Here is the specimen of the flower of the monument to Lysicrates at Athens, of which the central part consists of a small flower or fruits (Figs. 5 and 6).

FIG. 7.
The form passes over into Roman art. The larger scale of the buildings, and the pretensions to a greater richness in details, lead to a further splitting up of the leaf into acanthus-like forms. Instead of a fruit-form a fir-cone appears, or a pine-apple or other fruit in an almost naturalistic form.
In a still larger scale we have the club-shaped knob developing into a plant-stem branching off something after the fashion of a candelabrum, and the lower part of the leaf, where it is folded together in a somewhat bell-shaped fashion, becomes in the true sense of the word a campanulum, out of which an absolute vessel-shaped form, as e.g. is to be seen in the frieze of the Basilica Ulpia in Rome, becomes developed.

FIG. 8.
Such remains of pictorial representation as are still extant present us with an equally perfect series of developments.
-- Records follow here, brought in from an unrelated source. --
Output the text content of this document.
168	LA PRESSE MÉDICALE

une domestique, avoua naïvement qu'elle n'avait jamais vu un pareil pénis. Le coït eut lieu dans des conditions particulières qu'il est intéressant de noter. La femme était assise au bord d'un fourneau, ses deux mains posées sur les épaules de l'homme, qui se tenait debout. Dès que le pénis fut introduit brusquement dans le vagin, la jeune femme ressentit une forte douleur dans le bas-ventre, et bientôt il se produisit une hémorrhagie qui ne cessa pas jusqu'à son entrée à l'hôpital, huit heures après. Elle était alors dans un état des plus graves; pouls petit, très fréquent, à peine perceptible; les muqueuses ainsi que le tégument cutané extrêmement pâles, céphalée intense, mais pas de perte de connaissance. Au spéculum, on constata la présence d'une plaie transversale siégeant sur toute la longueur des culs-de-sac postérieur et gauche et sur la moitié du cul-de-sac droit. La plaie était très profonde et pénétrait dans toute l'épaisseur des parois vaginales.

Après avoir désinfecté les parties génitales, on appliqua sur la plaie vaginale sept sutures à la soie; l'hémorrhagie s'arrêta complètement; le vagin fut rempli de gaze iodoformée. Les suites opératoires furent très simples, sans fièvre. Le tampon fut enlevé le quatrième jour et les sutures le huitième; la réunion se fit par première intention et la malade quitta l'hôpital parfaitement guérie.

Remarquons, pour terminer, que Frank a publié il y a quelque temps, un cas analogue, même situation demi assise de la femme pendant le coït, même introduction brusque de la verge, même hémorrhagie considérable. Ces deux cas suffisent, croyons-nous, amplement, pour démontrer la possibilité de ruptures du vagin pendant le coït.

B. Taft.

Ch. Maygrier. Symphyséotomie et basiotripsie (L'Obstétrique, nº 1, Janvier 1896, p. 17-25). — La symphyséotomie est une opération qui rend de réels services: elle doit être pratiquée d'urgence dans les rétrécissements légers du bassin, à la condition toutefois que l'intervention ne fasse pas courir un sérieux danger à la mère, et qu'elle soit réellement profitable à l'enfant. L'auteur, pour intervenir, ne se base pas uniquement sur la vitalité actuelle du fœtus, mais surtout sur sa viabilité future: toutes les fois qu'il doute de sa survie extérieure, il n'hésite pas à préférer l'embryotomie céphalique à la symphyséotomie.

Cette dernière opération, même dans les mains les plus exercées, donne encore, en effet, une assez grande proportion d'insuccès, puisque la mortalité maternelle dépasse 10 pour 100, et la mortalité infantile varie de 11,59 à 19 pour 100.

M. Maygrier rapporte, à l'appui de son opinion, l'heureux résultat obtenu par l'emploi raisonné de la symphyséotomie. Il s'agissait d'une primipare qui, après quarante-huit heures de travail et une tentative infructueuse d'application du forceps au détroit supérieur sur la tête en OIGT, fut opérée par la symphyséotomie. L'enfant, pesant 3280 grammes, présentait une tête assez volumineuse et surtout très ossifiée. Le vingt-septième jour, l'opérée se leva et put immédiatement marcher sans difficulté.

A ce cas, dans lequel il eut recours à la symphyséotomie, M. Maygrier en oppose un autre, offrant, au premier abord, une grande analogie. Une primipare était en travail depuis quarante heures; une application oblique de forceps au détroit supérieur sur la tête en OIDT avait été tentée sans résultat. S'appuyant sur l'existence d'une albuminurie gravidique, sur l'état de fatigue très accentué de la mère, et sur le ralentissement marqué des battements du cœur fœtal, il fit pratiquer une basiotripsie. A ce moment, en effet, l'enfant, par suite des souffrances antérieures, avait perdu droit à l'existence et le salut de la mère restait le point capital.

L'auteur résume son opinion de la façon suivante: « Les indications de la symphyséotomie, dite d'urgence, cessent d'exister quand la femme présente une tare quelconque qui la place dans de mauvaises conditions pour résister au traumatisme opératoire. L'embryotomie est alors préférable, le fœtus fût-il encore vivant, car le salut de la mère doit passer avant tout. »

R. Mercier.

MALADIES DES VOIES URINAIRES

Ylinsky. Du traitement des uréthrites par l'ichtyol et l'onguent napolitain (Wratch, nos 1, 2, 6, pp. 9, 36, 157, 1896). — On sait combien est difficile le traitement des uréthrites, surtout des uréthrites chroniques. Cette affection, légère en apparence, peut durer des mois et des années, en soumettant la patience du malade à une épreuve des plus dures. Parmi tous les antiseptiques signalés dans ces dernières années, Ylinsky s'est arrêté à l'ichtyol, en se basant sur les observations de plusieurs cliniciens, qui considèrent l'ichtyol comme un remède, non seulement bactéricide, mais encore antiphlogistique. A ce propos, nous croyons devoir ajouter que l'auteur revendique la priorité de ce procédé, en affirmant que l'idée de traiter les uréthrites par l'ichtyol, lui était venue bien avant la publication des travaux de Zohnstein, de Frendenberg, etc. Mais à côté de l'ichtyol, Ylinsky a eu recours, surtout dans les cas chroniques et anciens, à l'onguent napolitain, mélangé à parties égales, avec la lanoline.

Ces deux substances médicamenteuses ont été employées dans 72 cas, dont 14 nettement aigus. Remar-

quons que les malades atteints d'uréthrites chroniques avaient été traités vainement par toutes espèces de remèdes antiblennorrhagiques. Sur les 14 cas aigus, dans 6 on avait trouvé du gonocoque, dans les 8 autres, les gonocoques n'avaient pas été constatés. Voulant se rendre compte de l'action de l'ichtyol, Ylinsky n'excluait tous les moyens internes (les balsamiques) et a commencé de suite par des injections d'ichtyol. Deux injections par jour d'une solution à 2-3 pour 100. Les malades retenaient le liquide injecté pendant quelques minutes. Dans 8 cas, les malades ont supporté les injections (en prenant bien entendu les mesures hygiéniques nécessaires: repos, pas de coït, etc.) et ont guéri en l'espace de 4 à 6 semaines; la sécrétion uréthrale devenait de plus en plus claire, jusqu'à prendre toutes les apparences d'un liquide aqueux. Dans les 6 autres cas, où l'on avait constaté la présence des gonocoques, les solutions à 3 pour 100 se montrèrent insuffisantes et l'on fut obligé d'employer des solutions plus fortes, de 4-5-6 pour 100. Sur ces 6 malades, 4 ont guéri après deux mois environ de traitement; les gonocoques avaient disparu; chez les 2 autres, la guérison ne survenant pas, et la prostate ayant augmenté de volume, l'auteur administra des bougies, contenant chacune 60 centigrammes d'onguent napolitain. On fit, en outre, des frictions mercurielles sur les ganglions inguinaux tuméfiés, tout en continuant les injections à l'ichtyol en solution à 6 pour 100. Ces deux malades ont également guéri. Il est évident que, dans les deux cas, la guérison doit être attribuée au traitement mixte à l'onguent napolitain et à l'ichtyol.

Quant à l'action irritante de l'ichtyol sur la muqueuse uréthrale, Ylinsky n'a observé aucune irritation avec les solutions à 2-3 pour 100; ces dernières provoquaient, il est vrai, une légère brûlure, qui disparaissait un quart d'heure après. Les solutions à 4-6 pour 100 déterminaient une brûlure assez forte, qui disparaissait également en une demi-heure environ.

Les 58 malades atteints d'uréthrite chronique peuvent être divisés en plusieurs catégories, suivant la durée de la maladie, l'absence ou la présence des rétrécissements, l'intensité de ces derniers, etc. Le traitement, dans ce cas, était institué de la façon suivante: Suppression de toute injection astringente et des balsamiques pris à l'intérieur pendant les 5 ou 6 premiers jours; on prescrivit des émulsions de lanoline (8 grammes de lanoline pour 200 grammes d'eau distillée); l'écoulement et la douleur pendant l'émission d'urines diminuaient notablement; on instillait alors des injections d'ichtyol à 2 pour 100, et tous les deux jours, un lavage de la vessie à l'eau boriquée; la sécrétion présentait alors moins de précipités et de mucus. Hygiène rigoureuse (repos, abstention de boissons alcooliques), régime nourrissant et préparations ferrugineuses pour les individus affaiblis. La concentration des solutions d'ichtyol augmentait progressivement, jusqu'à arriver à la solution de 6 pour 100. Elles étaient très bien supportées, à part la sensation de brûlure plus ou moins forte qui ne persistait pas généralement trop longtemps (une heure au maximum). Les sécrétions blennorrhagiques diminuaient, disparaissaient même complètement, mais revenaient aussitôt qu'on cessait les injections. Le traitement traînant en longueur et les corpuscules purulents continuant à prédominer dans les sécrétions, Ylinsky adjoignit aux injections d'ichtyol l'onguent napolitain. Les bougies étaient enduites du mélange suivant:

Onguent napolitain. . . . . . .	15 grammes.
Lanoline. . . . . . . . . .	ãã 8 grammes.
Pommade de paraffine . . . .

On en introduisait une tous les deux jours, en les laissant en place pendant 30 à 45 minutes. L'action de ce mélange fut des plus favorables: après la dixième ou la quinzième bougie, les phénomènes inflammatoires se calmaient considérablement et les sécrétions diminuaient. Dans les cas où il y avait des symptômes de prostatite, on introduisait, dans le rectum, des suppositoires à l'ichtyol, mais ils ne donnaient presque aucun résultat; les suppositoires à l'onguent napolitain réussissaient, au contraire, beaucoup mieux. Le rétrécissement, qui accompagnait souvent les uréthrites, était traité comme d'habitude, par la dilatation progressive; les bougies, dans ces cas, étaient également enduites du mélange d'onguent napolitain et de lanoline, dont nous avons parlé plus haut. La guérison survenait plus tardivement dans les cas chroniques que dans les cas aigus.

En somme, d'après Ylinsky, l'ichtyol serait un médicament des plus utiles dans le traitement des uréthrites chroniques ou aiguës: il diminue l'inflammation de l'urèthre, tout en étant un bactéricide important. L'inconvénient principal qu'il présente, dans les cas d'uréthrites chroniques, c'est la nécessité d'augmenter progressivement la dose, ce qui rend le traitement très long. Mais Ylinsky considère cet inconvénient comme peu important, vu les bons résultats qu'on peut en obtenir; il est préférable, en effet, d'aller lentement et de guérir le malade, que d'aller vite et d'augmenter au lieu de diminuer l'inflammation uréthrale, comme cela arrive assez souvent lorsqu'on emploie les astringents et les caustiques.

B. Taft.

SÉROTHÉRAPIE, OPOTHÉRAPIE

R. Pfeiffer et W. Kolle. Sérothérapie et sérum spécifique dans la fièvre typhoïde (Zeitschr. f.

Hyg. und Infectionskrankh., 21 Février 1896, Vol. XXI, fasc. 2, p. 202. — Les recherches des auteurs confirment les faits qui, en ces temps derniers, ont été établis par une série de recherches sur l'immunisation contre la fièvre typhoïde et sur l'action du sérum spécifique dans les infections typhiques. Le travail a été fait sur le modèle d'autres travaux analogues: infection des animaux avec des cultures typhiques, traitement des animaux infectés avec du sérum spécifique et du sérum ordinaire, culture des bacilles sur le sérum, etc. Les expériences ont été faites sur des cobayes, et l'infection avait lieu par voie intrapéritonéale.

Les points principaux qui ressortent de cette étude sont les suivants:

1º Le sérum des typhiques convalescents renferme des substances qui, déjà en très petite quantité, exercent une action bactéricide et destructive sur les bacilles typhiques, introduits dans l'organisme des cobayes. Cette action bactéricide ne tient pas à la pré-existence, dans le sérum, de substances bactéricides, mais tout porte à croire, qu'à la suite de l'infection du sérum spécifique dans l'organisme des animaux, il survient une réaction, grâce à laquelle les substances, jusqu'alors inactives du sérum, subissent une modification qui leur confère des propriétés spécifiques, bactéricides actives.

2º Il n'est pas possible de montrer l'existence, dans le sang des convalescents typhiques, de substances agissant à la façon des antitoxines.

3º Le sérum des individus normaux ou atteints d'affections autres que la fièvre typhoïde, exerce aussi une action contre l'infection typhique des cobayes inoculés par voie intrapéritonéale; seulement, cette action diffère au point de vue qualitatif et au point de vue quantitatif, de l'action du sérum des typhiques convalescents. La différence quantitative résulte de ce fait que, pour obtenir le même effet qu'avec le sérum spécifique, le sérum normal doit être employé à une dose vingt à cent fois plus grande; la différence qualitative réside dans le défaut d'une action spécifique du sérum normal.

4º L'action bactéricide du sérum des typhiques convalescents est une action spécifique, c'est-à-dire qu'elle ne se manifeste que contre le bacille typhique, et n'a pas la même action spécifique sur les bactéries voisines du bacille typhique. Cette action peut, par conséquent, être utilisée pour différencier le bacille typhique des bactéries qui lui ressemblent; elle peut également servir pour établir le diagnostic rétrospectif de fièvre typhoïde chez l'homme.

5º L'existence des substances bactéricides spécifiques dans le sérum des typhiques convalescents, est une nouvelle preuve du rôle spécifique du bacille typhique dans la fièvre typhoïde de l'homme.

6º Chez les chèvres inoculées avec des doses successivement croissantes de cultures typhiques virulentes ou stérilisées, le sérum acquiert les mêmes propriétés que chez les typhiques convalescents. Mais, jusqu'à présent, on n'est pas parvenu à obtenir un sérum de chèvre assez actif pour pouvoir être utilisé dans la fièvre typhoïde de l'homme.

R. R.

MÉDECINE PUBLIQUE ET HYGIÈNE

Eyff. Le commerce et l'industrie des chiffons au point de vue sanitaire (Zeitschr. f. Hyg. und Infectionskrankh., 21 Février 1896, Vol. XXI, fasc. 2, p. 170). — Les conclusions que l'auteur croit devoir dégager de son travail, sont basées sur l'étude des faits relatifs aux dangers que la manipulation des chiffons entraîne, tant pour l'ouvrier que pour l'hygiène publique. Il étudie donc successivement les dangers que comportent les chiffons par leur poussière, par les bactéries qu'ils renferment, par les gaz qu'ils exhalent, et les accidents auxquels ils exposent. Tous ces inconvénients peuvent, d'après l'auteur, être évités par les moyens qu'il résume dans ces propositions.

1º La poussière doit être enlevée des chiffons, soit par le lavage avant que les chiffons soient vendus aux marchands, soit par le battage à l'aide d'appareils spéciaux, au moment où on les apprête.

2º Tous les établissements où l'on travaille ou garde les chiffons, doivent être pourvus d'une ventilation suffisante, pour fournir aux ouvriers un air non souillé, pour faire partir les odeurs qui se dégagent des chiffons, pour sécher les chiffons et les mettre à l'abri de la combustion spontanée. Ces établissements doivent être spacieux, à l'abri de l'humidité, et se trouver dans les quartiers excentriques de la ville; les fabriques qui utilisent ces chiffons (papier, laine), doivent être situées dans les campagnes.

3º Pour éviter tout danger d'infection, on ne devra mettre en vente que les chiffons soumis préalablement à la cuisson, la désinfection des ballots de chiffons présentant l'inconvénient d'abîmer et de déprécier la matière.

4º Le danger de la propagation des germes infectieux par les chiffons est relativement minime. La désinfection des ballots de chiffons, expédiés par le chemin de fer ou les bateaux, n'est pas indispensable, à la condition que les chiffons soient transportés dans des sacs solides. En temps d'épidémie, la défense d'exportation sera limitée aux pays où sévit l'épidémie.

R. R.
The splendid Graeco-Italian vessels, the richly ornamented Apulian vases, show flowers in the spirals of the ornaments, and even in the foreground of the pictorial representations, which correspond exactly to the above mentioned Greek relief representations. [The lecturer sent round, among other illustrations, a small photograph of a celebrated vase in Naples (representing the funeral rites of Patroclus), in which the flower in question appears in the foreground, and is perhaps also employed as ornament.] (Figs. 7 and 8.)